Tienen gente trabajando, pero seguimos sin medicamentos inventados en México.
Ojo. Los investigadores que están ahí representan el último frente de batalla entre México y una próxima pobreza generalizada. Me explico. Aquí abundan fábricas y tiendas que pagan mal, como en el gobierno. Los hoteles y los restaurantes, salvo por las propinas, no lo hacen mejor. A eso nos dedicamos. Son negocios tan viejos que compiten con precio y, por eso, bajan sus costos.
Con esos sueldos bajos pagamos productos cada vez más sofisticados. Nos vamos a empobrecer, a menos que vendamos cosas que inventemos para intercambiar.
En los productos nuevos no hay competencia y sus precios deben ser altos para pagar los insumos de investigación y los sueldos del mejor talento que los inventa.
¿Por qué no tenemos novedades hechas en casa?
Porque en México la ley sabotea a México. La lógica latinoamericana es que todos deben tener acceso a la ciencia y que, si alguien hace negocio con ésta, muchos no podrán pagar los nuevos productos que surjan.

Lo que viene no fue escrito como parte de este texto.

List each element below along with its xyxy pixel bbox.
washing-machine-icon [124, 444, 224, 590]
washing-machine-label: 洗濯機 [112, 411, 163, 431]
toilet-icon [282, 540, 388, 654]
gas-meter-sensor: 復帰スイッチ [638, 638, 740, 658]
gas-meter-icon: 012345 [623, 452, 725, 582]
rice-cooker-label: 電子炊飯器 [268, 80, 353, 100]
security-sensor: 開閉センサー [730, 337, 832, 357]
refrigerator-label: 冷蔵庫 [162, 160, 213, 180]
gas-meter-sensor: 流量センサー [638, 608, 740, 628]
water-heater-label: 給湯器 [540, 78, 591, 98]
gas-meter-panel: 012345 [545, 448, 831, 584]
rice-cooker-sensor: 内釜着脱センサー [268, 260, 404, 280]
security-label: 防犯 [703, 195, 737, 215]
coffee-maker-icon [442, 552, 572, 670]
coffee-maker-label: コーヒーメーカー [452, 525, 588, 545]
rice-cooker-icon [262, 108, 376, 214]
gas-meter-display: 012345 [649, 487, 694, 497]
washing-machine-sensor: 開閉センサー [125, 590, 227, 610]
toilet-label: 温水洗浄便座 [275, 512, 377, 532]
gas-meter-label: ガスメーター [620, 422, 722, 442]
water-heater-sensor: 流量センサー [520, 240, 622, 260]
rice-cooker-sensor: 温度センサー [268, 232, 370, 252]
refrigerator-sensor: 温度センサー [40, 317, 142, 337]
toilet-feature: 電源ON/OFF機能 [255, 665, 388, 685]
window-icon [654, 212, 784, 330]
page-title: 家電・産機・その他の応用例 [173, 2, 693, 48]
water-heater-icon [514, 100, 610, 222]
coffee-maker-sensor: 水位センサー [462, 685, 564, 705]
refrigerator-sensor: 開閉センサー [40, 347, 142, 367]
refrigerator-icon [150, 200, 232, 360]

Muy bien. ¿Pero qué deja fuera la ley? El dinero para inventar productos.
Si no hay para pagar las deudas de Pemex, menos para esto.
No hay experimento gratuito: ¿quién les pagó el frasco de Gerber, el algodón y el frijol en la primaria? Ahora pónganse serios y piensen.
Para hacer medicinas, ¿quién paga las micropipetas, las centrífugas, las básculas de precisión, los agitadores magnéticos, las incubadoras, la luz, el gas, para que el laboratorio funcione? ¿Quién, si el sistema solo se ocupa de los salarios?
Visité hace dos meses un laboratorio del MIT, en Cambridge, Massachusetts, en el que los investigadores reciben dinero y, por eso, están obligados a llevar sus productos al mercado. Ahora visito laboratorios mexicanos en los que los investigadores están amenazados con llevar productos al mercado porque reciben dinero del gobierno.
Por eso percibo útil ese proyecto llamado Impulsora de Innovación, que en buena medida busca emprendedores de biotecnología con una empresa formada, que necesiten entre siete y 20 millones de pesos como capital. Ojo: el Fondo de Fondos de Nafin, a cargo de Liliana Reyes, entra como socio al negocio. El dinero no se entrega a “fondo perdido”.
Los requisitos fomentan precisamente la creación de productos. Entre los postores habrá investigadores que tendrán que dejar su sueldo, pero contarán con capital para sus proyectos.
Todo lo empuja el secretario de Economía, Marcelo Ebrard, aunque eso no avanza sin la venia presidencial. Ojo: la convocatoria vence en abril.
¿Con eso tendremos medicinas mexicanas? No sé. Pero les garantizo que sin planes así, no.